The most important step the International Community could take at this stage is to ensure that as many qualified observers and monitors arrive in the country as soon as possible, to act as a deterrent to political violence and intimidation of voters and candidates in the months that remain, to monitor the actual polling and vote-counting and protect the secrecy of the ballot.
In addition, if elections go forward, the donors should also insist on a minimum set of conditions that are entirely within the Somaliland government’s power to meet, even at this late date. The government should be asked to:
Take immediate and concrete steps to assure the electorate that how they or their village vote will not be traced back to or used against them. The best way to do this would be by moving the location of the ballot count from the commune to the provincial level and providing extra security and additional international monitors to accompany the ballot boxes during transport.

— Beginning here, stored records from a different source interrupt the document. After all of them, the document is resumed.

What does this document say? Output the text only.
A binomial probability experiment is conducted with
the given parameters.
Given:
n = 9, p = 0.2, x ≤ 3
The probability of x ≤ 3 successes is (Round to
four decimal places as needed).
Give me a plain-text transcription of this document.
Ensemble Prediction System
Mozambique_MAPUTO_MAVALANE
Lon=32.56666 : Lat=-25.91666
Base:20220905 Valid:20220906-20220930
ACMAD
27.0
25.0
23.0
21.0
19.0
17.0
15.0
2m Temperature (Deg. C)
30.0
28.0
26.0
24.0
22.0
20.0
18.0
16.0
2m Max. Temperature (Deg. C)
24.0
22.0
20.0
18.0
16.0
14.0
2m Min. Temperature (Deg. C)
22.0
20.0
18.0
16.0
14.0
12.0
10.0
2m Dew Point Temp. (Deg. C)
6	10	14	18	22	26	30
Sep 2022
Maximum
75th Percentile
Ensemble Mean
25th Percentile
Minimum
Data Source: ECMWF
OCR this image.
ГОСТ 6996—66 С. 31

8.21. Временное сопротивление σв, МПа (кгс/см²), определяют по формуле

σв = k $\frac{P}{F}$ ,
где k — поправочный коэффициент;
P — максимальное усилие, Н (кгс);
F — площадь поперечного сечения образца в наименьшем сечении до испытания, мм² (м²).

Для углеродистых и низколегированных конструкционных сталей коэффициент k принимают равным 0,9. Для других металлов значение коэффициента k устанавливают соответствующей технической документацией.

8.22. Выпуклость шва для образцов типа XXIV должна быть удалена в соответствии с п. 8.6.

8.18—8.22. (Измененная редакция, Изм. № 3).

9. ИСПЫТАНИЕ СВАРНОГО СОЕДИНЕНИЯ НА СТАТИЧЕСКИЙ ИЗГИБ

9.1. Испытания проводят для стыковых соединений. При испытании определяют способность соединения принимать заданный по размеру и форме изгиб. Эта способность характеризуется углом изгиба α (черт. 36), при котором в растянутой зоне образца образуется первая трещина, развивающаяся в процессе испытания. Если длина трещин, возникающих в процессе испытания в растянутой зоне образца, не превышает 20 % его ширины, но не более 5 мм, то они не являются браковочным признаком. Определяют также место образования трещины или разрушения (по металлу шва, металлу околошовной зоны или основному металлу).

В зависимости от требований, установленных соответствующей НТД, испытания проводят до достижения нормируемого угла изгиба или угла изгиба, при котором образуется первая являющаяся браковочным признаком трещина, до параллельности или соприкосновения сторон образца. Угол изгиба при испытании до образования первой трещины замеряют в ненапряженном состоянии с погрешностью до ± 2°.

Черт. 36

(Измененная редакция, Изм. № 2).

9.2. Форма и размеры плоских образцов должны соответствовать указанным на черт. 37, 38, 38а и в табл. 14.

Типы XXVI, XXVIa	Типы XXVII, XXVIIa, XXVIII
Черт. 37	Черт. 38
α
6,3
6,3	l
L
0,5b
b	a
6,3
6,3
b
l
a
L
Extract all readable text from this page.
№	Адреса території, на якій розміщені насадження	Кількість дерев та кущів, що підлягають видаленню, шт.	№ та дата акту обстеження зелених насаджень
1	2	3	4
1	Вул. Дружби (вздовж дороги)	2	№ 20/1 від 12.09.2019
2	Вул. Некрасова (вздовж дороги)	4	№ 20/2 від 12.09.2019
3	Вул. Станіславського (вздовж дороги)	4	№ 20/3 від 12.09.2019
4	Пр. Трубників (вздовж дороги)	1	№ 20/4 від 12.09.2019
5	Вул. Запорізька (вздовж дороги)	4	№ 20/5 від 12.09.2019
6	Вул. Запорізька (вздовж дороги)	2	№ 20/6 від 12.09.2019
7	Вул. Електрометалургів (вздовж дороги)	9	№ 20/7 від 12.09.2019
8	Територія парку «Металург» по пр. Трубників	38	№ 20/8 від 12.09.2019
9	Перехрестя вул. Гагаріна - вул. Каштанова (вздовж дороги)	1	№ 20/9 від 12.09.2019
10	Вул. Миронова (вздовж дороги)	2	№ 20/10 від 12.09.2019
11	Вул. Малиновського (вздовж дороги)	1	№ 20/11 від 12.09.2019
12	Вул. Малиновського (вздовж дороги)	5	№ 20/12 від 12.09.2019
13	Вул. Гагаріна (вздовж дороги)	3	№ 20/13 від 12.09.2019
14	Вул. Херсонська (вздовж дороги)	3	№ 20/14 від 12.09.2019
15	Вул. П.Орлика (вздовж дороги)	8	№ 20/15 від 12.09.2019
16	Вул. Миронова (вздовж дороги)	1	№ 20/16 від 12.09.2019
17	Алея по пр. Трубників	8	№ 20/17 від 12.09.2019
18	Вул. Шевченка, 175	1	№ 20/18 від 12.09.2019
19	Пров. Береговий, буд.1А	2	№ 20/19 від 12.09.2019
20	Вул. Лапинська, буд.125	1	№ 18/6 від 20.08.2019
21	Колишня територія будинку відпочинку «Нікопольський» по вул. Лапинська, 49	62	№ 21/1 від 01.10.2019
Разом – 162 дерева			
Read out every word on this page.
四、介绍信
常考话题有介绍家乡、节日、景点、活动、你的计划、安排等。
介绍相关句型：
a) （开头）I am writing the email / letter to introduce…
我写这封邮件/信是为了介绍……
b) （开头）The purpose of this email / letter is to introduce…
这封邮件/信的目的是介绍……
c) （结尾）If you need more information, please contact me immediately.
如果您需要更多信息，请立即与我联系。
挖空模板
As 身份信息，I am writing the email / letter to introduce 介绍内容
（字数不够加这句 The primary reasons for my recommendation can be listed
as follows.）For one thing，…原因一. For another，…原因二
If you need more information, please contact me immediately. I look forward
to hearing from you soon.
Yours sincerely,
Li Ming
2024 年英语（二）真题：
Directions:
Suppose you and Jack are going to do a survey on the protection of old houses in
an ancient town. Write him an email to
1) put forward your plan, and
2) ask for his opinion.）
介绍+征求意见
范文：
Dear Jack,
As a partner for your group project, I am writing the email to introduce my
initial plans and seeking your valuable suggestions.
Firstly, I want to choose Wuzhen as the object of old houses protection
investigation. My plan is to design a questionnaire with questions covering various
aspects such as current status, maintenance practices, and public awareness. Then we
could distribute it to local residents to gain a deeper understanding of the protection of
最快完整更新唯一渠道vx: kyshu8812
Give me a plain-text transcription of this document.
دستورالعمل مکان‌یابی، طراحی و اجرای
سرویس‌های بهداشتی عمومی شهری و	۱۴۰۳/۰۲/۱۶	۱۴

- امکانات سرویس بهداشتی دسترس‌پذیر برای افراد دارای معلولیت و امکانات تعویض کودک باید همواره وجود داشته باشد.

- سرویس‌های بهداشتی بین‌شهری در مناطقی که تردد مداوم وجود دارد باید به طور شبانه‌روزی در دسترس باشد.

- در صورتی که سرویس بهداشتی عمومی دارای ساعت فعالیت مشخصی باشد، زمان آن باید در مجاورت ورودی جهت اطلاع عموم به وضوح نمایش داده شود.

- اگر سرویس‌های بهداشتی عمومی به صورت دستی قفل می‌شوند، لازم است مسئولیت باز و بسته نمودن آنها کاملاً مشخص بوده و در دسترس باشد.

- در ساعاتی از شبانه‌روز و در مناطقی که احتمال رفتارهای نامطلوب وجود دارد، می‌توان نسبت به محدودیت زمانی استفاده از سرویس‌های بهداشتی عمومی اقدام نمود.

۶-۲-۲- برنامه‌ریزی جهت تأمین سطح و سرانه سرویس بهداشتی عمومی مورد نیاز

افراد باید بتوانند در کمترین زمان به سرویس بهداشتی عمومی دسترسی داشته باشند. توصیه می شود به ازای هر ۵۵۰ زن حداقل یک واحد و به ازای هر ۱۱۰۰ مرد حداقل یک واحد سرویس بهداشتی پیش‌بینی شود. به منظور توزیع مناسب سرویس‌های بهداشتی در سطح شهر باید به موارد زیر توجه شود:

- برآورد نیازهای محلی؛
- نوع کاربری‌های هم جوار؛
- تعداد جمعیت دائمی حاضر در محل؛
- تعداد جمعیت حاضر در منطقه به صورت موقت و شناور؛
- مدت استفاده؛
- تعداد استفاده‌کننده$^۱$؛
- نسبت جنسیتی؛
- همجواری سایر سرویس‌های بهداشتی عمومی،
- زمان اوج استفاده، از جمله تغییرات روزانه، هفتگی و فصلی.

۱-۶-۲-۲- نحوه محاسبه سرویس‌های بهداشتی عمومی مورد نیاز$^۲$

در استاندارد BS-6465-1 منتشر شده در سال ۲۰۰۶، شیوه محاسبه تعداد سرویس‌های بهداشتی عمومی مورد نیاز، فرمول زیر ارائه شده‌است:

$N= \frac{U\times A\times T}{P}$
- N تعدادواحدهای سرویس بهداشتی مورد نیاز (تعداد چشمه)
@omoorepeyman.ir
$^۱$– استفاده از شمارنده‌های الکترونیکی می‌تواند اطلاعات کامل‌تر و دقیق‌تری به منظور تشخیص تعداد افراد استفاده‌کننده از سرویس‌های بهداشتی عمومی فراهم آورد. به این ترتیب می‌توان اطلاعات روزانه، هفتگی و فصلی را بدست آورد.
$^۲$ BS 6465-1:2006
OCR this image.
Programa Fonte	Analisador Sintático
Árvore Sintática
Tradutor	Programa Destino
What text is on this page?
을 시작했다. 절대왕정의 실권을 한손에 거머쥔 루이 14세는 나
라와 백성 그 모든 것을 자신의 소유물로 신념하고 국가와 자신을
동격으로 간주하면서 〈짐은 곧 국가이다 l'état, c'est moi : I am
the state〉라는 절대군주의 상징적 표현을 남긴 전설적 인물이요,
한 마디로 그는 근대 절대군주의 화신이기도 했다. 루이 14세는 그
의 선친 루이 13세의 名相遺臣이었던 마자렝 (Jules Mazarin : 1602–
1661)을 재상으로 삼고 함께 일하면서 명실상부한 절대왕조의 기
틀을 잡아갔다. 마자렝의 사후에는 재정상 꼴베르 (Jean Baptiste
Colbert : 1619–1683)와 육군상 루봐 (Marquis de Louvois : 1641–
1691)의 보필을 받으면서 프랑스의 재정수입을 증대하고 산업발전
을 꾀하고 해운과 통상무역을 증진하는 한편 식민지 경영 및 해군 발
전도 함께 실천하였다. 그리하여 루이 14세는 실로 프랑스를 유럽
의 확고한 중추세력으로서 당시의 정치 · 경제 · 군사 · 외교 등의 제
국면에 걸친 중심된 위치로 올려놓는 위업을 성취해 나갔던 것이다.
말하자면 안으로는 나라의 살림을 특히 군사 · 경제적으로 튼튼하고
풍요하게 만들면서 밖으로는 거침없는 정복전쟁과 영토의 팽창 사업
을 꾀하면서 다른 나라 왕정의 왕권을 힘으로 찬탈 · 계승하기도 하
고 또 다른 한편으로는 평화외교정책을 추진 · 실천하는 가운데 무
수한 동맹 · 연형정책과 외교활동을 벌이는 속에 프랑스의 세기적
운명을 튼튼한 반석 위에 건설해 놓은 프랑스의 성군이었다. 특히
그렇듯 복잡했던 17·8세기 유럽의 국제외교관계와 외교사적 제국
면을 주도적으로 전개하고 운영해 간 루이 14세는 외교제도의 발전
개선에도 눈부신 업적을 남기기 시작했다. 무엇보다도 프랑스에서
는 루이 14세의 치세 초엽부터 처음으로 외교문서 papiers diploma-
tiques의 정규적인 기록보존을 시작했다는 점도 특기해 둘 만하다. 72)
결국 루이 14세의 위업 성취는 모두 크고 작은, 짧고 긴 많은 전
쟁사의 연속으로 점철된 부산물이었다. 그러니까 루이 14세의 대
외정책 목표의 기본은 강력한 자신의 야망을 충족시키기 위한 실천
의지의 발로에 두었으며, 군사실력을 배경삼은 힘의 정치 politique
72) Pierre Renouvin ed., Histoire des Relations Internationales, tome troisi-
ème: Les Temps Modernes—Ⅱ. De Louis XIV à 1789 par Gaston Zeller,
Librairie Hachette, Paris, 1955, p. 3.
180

Revise the media regulations established for the electoral campaign period to enable immediate and full access of all parties to government-owned or -controlled media and the right of ownership by political parties of private media, as well as the right of political parties to broadcast or print political statements. Amend the media regulations to disallow pre-press censorship by the National Election Commission, which is in violation of Somaliland’s Constitution and press law. Broaden the amount of airtime for all political parties and improve the content of election coverage by facilitating election programming on television and radio by independent NGOs (round table discussions, talk shows, and the like).
Make public statements to underscore the secrecy of the ballot, explicitly stating that voters should vote their consciences and are in no way be holden to any pre-poll pledges that may have made to vote for any party. Such statements are likely to ring hollow, however, unless a massive international monitoring presence is in place.
Publicly acknowledge that the U.N.’s coordination of international observers, as well as the presence of significant numbers of electoral observers, should extend beyond the vote count to monitor the post-election transition.
Impose sanctions from the election law on parties that coerce or pressure villagers to join or pledge to vote for them, although how free villagers will feel to raise complaints about coercion in the current climate is a real question.
Meeting the above conditions will not necessarily guarantee a fair election, but it might reduce the possibility of abuse and intimidation. It will then be the responsibility of the International Community to begin work immediately on a program that will at least try to ensure that Somaliland moves in a direction that will make future elections fairer.
Finally, we urge the Riyale Government, the political parties, the Somaliland Commissioner, the house of Representatives, the House of Elders to meet and come up another reasonable date of holding the Presidential elections to save the country for further calamity, confusion and destruction.